Reimagining Public Safety

There are some great conversations happening around the country about reforming police tactics and departments. By broadening the conversation to reimagine public safety, communities can create a more humane, cost-effective system.

The first step in reimagining public safety is to understand what the public wants and how the community defines safety, making sure to differentiate among different parts of the community and the impact of living in different neighborhoods.
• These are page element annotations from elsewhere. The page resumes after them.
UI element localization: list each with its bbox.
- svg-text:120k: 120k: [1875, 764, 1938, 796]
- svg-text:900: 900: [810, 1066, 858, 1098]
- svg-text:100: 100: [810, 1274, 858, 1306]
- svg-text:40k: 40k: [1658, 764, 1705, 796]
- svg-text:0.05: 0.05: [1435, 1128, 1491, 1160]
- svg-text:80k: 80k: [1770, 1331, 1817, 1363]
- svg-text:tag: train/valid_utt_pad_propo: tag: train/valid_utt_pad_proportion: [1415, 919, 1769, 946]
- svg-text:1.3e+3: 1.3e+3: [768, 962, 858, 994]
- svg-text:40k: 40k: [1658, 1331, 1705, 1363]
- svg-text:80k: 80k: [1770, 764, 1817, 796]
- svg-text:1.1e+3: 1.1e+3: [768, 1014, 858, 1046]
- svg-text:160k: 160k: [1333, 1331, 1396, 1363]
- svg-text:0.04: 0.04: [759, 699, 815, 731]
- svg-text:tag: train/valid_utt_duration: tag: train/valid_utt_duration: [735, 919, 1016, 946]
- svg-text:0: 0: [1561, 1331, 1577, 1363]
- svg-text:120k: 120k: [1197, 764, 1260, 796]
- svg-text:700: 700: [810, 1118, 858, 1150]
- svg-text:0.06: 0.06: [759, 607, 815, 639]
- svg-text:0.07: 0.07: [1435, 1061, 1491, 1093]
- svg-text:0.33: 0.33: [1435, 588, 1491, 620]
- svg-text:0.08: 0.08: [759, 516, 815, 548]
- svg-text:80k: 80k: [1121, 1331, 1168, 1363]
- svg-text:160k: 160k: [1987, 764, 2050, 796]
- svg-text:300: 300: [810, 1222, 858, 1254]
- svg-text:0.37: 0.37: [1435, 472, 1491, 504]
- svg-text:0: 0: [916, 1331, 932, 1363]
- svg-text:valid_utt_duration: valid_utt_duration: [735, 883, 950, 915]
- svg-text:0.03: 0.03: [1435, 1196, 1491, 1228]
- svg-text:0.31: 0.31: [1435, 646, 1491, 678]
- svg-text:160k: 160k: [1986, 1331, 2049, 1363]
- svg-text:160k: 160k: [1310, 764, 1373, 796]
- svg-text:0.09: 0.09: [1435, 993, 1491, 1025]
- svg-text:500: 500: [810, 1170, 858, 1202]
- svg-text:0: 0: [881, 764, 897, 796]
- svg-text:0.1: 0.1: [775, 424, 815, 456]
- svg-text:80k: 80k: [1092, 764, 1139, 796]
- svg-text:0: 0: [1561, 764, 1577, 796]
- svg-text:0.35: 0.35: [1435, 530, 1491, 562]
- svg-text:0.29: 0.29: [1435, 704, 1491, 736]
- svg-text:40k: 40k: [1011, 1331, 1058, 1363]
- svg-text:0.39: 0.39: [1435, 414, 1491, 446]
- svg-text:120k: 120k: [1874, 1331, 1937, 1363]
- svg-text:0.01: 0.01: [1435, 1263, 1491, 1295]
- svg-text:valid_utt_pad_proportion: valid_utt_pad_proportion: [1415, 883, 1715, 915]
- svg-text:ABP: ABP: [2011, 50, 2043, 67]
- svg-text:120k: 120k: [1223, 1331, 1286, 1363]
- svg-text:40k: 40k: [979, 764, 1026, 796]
Some activities, like panhandling, affect peoples’ perception of safety, while others, like drug use, are “victimless,” but still matter in defining public safety. Of course, we also need a solid understanding of trends in property crime and personal violence and their root systemic causes.

The second step is to decide how to best address these goals and who should do it. What is the role of nonprofit groups, faith-based organizations and neighbors? What would happen if we addressed issues like graffiti, drug use, loitering and vandalism using community resources first, instead of police? What would happen if we addressed vehicle accidents and violations with traffic engineers first, instead of police?

What might come out of this discussion is the realization that there is a better way to create safety while preserving human rights. In 2003 Denver police shot and killed a 15-year-old with mental illness, Paul Childs, who stood in the doorway of an empty home with a knife. Paul’s family had called 911 fifty times over the past several years for help. Clearly other resources should have been tried first, instead of police.

Most police work, in fact, is not related to crime but social problems, and our officers are usually not well-equipped to provide these services. Many cities have trained their police officers in crisis intervention and encourage them to call for social services when needed, but due to a variety of circumstances these services are often not available when situations arise.

In most communities the support systems like family counseling, economic assistance and mental health services that would greatly reduce calls for police are not funded to the extent needed. The result is that we end up using a more expensive system, police and jail, to address problems that should have been solved earlier in alternative ways. This is more expensive not only to the city but especially in terms of the lives damaged, destroyed and lost.

One of the early adopters of services in place of police calls is Eugene, Oregon, where the White Bird Clinic operates the CAHOOTS response program. Since 1989, CAHOOTS vans with mental health workers and paramedics have responded to calls in place of police where a social service response is more effective, answering 17% of calls in 2017 and saving the police department over $8 million/year.

Communities like Minneapolis are using this moment to reimagine public safety, reaching out to the public for input and potentially changing the role of police departments and city budget allocations. Ann Arbor, Michigan is also taking a broad approach, with the potential to “totally redo how we handle public safety.”

The key in these conversations is to take a broad approach, focusing not on policing but public safety. In this way, communities can create a system that not only generates better results but also treats people with respect, a system in which all parts of the community share responsibility–police, nonprofit agencies, residents, businesses and neighborhoods alike, a system that is fair for all, regardless of race, age, nationality, immigration status or gender identity, and a system that offers tranquility through wisdom and collaboration, rather than conflict through command and control.